Tutorial III: DESC Integrations

QUADCOIL uses the Simsopt convention for Fourier RZ surfaces internally. The surface object, SurfaceRZFourierJAX, can nevertheless be converted to and from DESC’s FourierRZToroidalSurface.

Surface conversion

To import a DESC surface into QUADCOIL, provide the DESC surface and the quadrature points to use in QUADCOIL:

import jax.numpy as jnp
from quadcoil import SurfaceRZFourierJAX

quadcoil_surface = SurfaceRZFourierJAX.from_desc(
    desc_eq.surface,
    quadpoints_phi=jnp.linspace(0, 1, 32 * desc_eq.NFP, endpoint=False),
    quadpoints_theta=jnp.linspace(0, 1, 34, endpoint=False),
)

To export a QUADCOIL surface to DESC:

desc_surface = quadcoil_surface.to_desc()

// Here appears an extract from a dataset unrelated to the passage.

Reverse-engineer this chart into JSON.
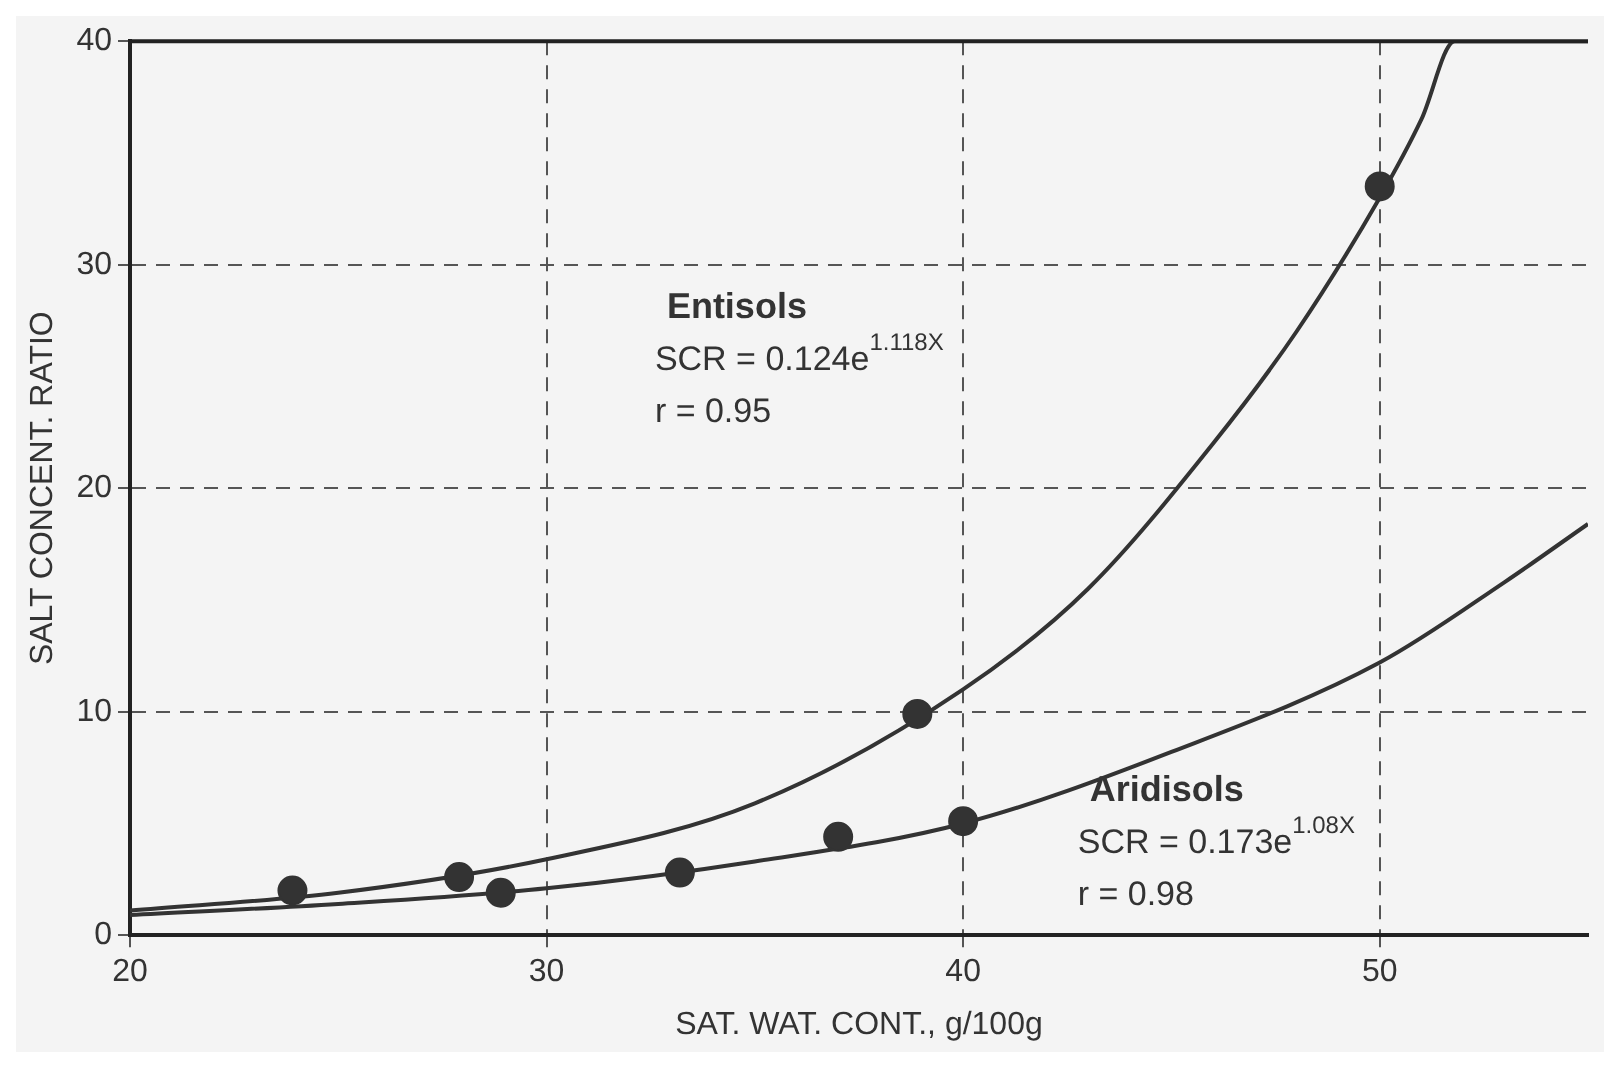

The returned object is a DESC FourierRZToroidalSurface. This is a surface conversion only; it does not create a DESC equilibrium.

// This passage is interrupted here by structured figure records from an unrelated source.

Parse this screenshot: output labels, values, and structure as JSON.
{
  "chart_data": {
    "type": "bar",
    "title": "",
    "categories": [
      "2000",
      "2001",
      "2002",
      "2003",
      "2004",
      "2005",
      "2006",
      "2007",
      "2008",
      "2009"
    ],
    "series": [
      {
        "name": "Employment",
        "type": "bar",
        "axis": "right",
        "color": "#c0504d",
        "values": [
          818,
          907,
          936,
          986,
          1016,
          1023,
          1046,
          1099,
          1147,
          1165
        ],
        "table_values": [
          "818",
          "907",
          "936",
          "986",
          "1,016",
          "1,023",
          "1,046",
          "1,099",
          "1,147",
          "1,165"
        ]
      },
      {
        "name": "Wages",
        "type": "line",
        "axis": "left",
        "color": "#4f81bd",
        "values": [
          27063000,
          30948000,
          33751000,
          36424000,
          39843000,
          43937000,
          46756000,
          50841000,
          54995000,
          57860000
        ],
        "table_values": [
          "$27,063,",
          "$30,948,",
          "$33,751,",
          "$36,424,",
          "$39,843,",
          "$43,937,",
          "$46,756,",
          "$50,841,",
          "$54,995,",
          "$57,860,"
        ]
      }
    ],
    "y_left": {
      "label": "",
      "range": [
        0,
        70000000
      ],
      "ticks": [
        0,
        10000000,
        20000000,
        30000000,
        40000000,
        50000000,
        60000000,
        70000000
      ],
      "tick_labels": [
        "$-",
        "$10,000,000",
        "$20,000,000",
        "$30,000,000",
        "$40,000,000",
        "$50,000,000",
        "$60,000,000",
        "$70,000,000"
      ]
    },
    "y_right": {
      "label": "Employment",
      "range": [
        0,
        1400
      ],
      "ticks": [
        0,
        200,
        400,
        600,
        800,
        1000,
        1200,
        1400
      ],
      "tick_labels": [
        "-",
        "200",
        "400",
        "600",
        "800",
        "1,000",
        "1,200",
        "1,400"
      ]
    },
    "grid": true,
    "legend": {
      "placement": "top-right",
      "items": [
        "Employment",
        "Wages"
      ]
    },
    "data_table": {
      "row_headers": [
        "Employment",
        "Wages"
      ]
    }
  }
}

Running QUADCOIL from a DESC equilibrium

The helper quadcoil.io.desc.quadcoil_desc wraps quadcoil.quadcoil and loads the equilibrium-dependent inputs from a DESC equilibrium:

from quadcoil.io.desc import quadcoil_desc

out_dict, qp, dofs_opt, solve_results = quadcoil_desc(
    desc_eq=eq,
    vacuum=False,
    plasma_M_theta=32,
    plasma_N_phi=32,
    plasma_coil_distance=0.5,
    objective_name='f_B',
    metric_name=('f_B', 'f_K'),
)

The DESC equilibrium eq supplies the plasma boundary, number of field periods, stellarator symmetry, net poloidal current \(G\), and, when vacuum=False, the plasma contribution to the normal field error Bnormal_plasma. With desc_scaling=True, the wrapper also uses DESC normalization factors to set objective and constraint units when available.

The remaining keyword arguments are passed to quadcoil.quadcoil. See Tutorial I: running QUADCOIL for the detailed meaning of objectives, constraints, winding surface choices, metrics, and solver options.